After radiation therapy of the lungs, serum PIIINP does not show consistent changes or correlate with radiation fibrosis as assessed by computed tomography scans of the lungs (Maasilta et al. 1991). Combination chemotherapy including bleomycin leads to a decline in lung function and causes an increase of PIIINP in serum within two months (Villani et al. 1992).

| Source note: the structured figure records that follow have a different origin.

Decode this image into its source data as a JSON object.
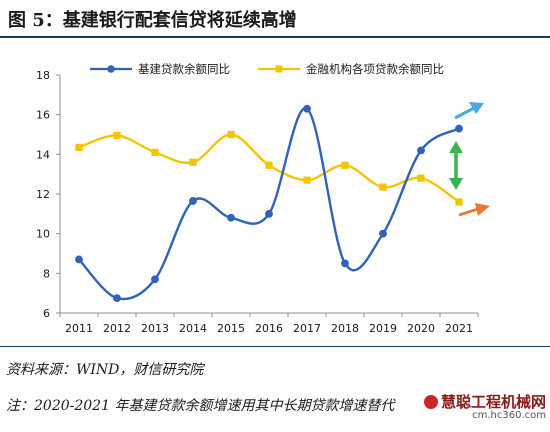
{
  "figure": {
    "title": "图 5：基建银行配套信贷将延续高增",
    "source": "资料来源：WIND，财信研究院",
    "note": "注：2020-2021 年基建贷款余额增速用其中长期贷款增速替代",
    "watermark_main": "慧聪工程机械网",
    "watermark_sub": "cm.hc360.com"
  },
  "chart_data": {
    "type": "line",
    "title": "",
    "xlabel": "",
    "ylabel": "",
    "x": [
      "2011",
      "2012",
      "2013",
      "2014",
      "2015",
      "2016",
      "2017",
      "2018",
      "2019",
      "2020",
      "2021"
    ],
    "ylim": [
      6,
      18
    ],
    "yticks": [
      6,
      8,
      10,
      12,
      14,
      16,
      18
    ],
    "grid": false,
    "legend_position": "top",
    "smooth": true,
    "series": [
      {
        "name": "基建贷款余额同比",
        "color": "#2f62b8",
        "marker": "circle",
        "values": [
          8.7,
          6.75,
          7.7,
          11.65,
          10.8,
          11.0,
          16.3,
          8.5,
          10.0,
          14.2,
          15.3
        ]
      },
      {
        "name": "金融机构各项贷款余额同比",
        "color": "#f5c400",
        "marker": "square",
        "values": [
          14.35,
          14.95,
          14.1,
          13.6,
          15.0,
          13.45,
          12.7,
          13.45,
          12.35,
          12.8,
          11.6
        ]
      }
    ],
    "annotations": [
      {
        "kind": "arrow",
        "color": "#4aa8e6",
        "meaning": "upward trend"
      },
      {
        "kind": "double-arrow",
        "color": "#3bb54a",
        "meaning": "gap"
      },
      {
        "kind": "arrow",
        "color": "#e57a32",
        "meaning": "slight upward"
      }
    ]
  }
}
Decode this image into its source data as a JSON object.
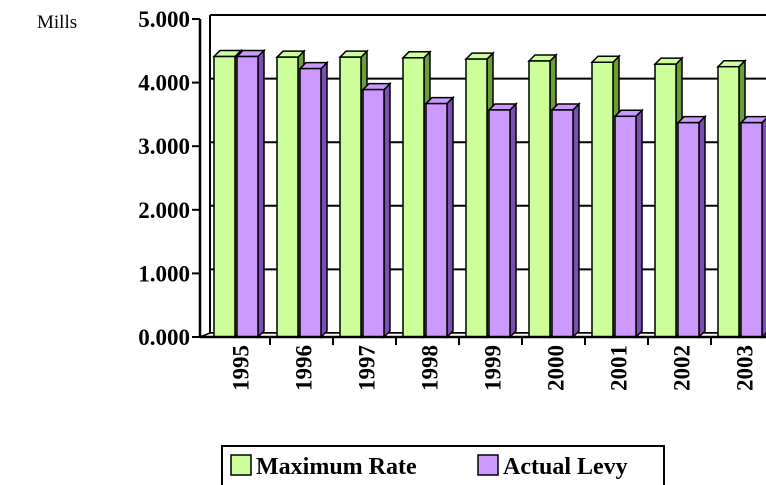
{
  "chart_data": {
    "type": "bar",
    "ylabel": "Mills",
    "xlabel": "",
    "ylim": [
      0,
      5
    ],
    "yticks": [
      "0.000",
      "1.000",
      "2.000",
      "3.000",
      "4.000",
      "5.000"
    ],
    "categories": [
      "1995",
      "1996",
      "1997",
      "1998",
      "1999",
      "2000",
      "2001",
      "2002",
      "2003"
    ],
    "series": [
      {
        "name": "Maximum Rate",
        "color": "#ccff99",
        "color_dark": "#6b9e3a",
        "values": [
          4.41,
          4.4,
          4.4,
          4.39,
          4.37,
          4.34,
          4.32,
          4.29,
          4.25
        ]
      },
      {
        "name": "Actual Levy",
        "color": "#cc99ff",
        "color_dark": "#7a4fb0",
        "values": [
          4.41,
          4.22,
          3.89,
          3.67,
          3.57,
          3.57,
          3.47,
          3.37,
          3.37
        ]
      }
    ],
    "grid": true,
    "legend": "bottom"
  }
}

The adult respiratory distress syndrome (ARDS) is a severe life-threatening organ failure, which is characterised by tachypnoea, hypoxemia, diffuse interstitial infiltrates, alveolar oedema, and loss of lung compliance (Ashbaugh et al. 1967). It is a stereotypical response of the lungs to a variety of insults, such as pneumonia, gastric contents aspiration, consequences of systemic disorders, e.g. septic shock and multiorgan trauma, and inhalation of toxins, that affects previously healthy individuals and portends a poor outcome. Pulmonary fibrosis and sepsis are the major causes of death in patients with advanced ARDS. The results concerning BALF- and serum PIIINP in ARDS are divergent. The level of PIIINP in serum and BALF (Farjanel et al. 1993), or in serum but not in BALF (Hällgren et al. 1989), has been shown to be elevated in patients with ARDS. Also, the level of PIIINP in BALF is elevated in patients who develop intra-alveolar fibrosis (Farjanel et al. 1993). In addition, recent studies have shown that high concentrations of PIIINP in BALF (Clark et al. 1995) or in oedema fluid related to ARDS (Chesnutt et al. 1997) predict a poor prognosis. Plasma procollagen I aminoterminal propeptide and PIIINP levels are elevated on the first day of ARDS and, if they still remain elevated one week after the onset of the disease, they predict a poor outcome. This same study indicated that treatment with cortisone causes a rapid and sustained reduction of BALF and plasma PINP and PIIINP as well as other disease activity markers in ARDS. (Meduri et al. 1998).